In June, Brazil's government space research agency, INPE, detected 2,248 fires in the Amazon rainforest, up from 1,880 in June 2019.

June 2020 averaged roughly 75 fires per day in the Amazon, compared with an average of nearly 1,000 blazes a day when fires peaked in August 2019.

A more worrying indicator is rising deforestation, because fires are usually set to clear the land after trees have been cut down.

Deforestation is up 34% in the first five months of the year, from a year ago, preliminary INPE data shows.

Environmentalists have said weaker environmental enforcement under right-wing President Jair Bolsonaro is to blame for rising destruction. Bolsonaro has called for more farming and mining in protected areas of the Amazon, while defending the country for still preserving the majority of the rainforest.

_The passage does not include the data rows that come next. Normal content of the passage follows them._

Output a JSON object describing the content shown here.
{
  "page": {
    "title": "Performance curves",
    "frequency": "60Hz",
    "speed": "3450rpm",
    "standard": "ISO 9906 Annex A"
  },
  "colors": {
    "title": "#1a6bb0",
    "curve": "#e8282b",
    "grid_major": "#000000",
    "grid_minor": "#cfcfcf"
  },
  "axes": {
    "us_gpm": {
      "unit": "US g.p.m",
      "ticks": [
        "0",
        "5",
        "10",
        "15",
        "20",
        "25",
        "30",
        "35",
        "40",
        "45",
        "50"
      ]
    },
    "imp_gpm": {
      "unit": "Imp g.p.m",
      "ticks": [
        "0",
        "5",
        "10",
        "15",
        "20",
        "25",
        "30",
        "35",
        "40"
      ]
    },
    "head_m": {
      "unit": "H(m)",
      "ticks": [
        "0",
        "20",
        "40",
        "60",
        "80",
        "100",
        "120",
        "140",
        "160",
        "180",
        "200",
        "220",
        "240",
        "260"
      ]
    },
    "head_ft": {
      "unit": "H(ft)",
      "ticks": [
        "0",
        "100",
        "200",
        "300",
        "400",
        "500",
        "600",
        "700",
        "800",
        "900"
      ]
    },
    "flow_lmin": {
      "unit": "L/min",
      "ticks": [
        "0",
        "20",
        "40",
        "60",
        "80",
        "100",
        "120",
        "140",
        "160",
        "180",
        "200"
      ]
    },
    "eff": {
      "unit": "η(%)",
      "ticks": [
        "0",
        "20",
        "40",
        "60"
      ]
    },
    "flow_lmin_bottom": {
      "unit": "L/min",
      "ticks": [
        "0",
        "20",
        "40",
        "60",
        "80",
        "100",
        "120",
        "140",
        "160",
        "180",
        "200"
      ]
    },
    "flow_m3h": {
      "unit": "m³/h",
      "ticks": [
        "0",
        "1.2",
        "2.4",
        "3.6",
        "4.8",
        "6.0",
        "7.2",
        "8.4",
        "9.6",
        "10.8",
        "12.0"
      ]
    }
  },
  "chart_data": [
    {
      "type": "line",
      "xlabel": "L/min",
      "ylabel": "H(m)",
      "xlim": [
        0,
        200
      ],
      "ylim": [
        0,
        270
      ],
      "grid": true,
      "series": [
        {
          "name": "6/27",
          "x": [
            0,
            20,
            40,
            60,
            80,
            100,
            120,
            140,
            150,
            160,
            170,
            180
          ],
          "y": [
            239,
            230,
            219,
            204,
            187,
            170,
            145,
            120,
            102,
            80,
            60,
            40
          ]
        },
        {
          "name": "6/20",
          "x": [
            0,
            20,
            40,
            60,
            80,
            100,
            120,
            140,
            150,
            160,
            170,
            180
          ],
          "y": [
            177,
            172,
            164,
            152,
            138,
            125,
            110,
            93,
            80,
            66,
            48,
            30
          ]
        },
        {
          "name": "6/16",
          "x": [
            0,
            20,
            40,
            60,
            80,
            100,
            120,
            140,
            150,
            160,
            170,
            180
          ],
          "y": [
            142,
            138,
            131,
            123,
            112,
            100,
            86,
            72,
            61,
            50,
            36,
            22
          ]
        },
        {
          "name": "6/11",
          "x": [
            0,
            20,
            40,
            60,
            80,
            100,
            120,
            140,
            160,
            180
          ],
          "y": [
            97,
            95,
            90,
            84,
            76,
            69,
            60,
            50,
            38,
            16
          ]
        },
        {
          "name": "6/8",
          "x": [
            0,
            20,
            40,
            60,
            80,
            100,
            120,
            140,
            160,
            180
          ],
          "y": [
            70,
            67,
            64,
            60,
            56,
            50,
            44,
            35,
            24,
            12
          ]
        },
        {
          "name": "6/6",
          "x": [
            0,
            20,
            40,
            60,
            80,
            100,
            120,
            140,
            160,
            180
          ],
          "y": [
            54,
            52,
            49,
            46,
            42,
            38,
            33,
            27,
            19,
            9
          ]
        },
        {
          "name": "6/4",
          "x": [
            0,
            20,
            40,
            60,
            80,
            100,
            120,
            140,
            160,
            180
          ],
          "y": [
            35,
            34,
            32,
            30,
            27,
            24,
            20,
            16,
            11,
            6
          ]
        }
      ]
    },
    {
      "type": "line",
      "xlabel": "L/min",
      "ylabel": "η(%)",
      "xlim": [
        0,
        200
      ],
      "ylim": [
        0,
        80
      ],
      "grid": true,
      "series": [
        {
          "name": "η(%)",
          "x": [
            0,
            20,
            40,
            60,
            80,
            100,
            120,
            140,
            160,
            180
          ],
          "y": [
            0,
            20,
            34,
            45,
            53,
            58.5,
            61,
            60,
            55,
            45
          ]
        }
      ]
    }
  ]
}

Bolsonaro deployed the armed forces to protect the Amazon in May, as he did in August last year. Despite that initiative, deforestation rose 12% in May from a year earlier and increased in June.

The Amazon Environmental Research Institute (IPAM), a Brazilian non-governmental organization, predicts that at the current pace of deforestation, there will be around 9,000 square kilometers (3,475 square miles) of Amazon by the end of July that have been cut down but not burned since the beginning of 2019, when Bolsonaro assumed office.